A iniciativa, apresentada pelo vereador Rui Madeira, defendia a abertura de um concurso para contratar a elaboração de um documento orientador de longo prazo. O autarca social‑democrata argumentou que o concelho precisa de uma visão estruturada para a próxima década, capaz de definir prioridades e orientar decisões. Recordou ainda o plano desenvolvido nos mandatos de Jaime Ramos, que, segundo afirmou, permitiu concretizar vários investimentos relevantes no território. Para Rui Madeira, a ausência de um instrumento estratégico tem levado a uma gestão “sem fio condutor”.
Da parte do PS, o vereador Ricardo Antunes admitiu a importância de discutir o futuro do concelho, mas justificou a abstenção com a falta de documentação técnica que sustentasse a deliberação. Considerou que a proposta remetia para procedimentos sem que existissem peças preparatórias que permitissem uma decisão fundamentada.

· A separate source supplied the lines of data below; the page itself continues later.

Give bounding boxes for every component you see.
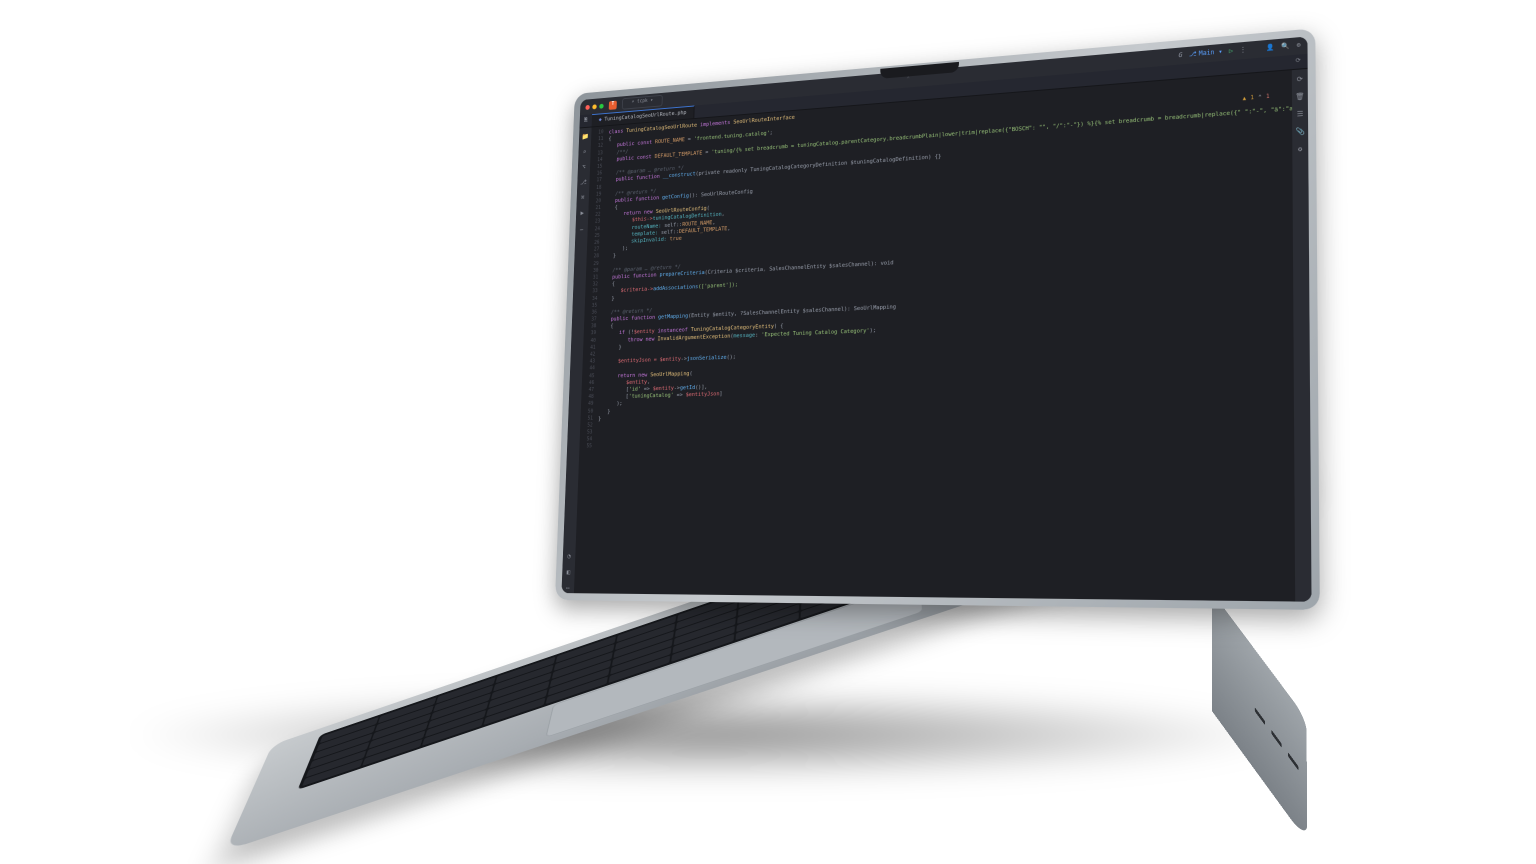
- account-icon[interactable]: 👤: [1266, 43, 1274, 54]
- warning-icon: ▲: [1243, 95, 1246, 104]
- nav-search[interactable]: ⌕ tcpk ▾: [622, 95, 663, 110]
- maximize-icon[interactable]: [599, 103, 604, 108]
- terminal-icon[interactable]: ◧: [567, 567, 571, 577]
- nav-search-text: tcpk ▾: [637, 98, 653, 107]
- database-icon[interactable]: 🗑: [1295, 91, 1304, 103]
- todo-icon[interactable]: ☰: [1297, 108, 1304, 119]
- warning-count: 1: [1250, 95, 1253, 104]
- right-tool-strip: ⟳ 🗑 ☰ 📎 ✪: [1292, 69, 1312, 602]
- more-tools-icon[interactable]: …: [580, 224, 584, 234]
- ports: [1255, 707, 1299, 770]
- search-everywhere-icon[interactable]: 🔍: [1281, 42, 1289, 53]
- error-count: 1: [1266, 94, 1269, 103]
- close-icon[interactable]: [585, 104, 590, 109]
- workspace-badge[interactable]: T: [609, 100, 617, 109]
- project-icon[interactable]: 📁: [581, 131, 588, 141]
- code-body[interactable]: class TuningCatalogSeoUrlRoute implement…: [590, 70, 1295, 601]
- run-tool-icon[interactable]: ▶: [580, 208, 584, 218]
- window-controls[interactable]: [585, 103, 603, 109]
- bookmarks-icon[interactable]: ⌘: [581, 193, 585, 203]
- services-icon[interactable]: ◔: [567, 551, 571, 561]
- sep-icon: ⌃: [1258, 94, 1261, 103]
- find-icon[interactable]: ⌕: [583, 147, 587, 157]
- run-button[interactable]: ▷: [1229, 47, 1233, 57]
- settings-icon[interactable]: ⚙: [1297, 41, 1301, 51]
- search-icon: ⌕: [632, 99, 635, 107]
- workbench: 📁 ⌕ ⌥ ⎇ ⌘ ▶ … ◔ ◧ ⋯ ▲ 1 ⌃: [561, 69, 1311, 602]
- ai-assistant-button[interactable]: G: [1179, 51, 1183, 61]
- vcs-icon[interactable]: ⎇: [580, 177, 587, 187]
- plugin-icon[interactable]: ✪: [1298, 144, 1303, 155]
- branch-name: Main ▾: [1199, 47, 1223, 59]
- git-branch-picker[interactable]: ⎇ Main ▾: [1189, 47, 1222, 60]
- minimize-icon[interactable]: [592, 104, 597, 109]
- php-file-icon: ◆: [599, 116, 602, 124]
- more-icon[interactable]: ⋮: [1240, 45, 1247, 55]
- project-tool-icon[interactable]: 🗎: [580, 114, 593, 127]
- problems-icon[interactable]: ⋯: [566, 583, 570, 593]
- laptop-scene: T ⌕ tcpk ▾ ⌃ G ⎇ Main ▾ ▷ ⋮ 👤: [0, 0, 1536, 864]
- structure-icon[interactable]: ⌥: [582, 162, 586, 172]
- branch-icon: ⎇: [1189, 50, 1197, 60]
- reload-icon[interactable]: ⟳: [1296, 57, 1301, 67]
- laptop-lid: T ⌕ tcpk ▾ ⌃ G ⎇ Main ▾ ▷ ⋮ 👤: [555, 28, 1320, 610]
- notifications-icon[interactable]: ⟳: [1297, 74, 1303, 85]
- code-editor[interactable]: ▲ 1 ⌃ 1 10111213141516171819202122232425…: [574, 70, 1295, 601]
- laptop-side-edge: [1212, 592, 1307, 842]
- ai-chat-icon[interactable]: 📎: [1296, 126, 1305, 138]
- ide-screen: T ⌕ tcpk ▾ ⌃ G ⎇ Main ▾ ▷ ⋮ 👤: [561, 36, 1311, 601]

O presidente da câmara, Nelson Cunha, rejeitou as críticas e classificou a proposta como “desajustada” ao momento do mandato. O autarca sublinhou que o município já está a trabalhar em vários instrumentos que, no seu entender, contribuirão para uma visão integrada do concelho, como a Carta Municipal de Habitação, a revisão da Carta Educativa, o Plano de Mobilidade e a estratégia de desenvolvimento turístico.
O debate prolongou‑se até ao final do ponto, com Rui Madeira a lamentar o chumbo da iniciativa e a defender que o objetivo era iniciar a construção de uma visão comum para o Entroncamento nos próximos dez anos.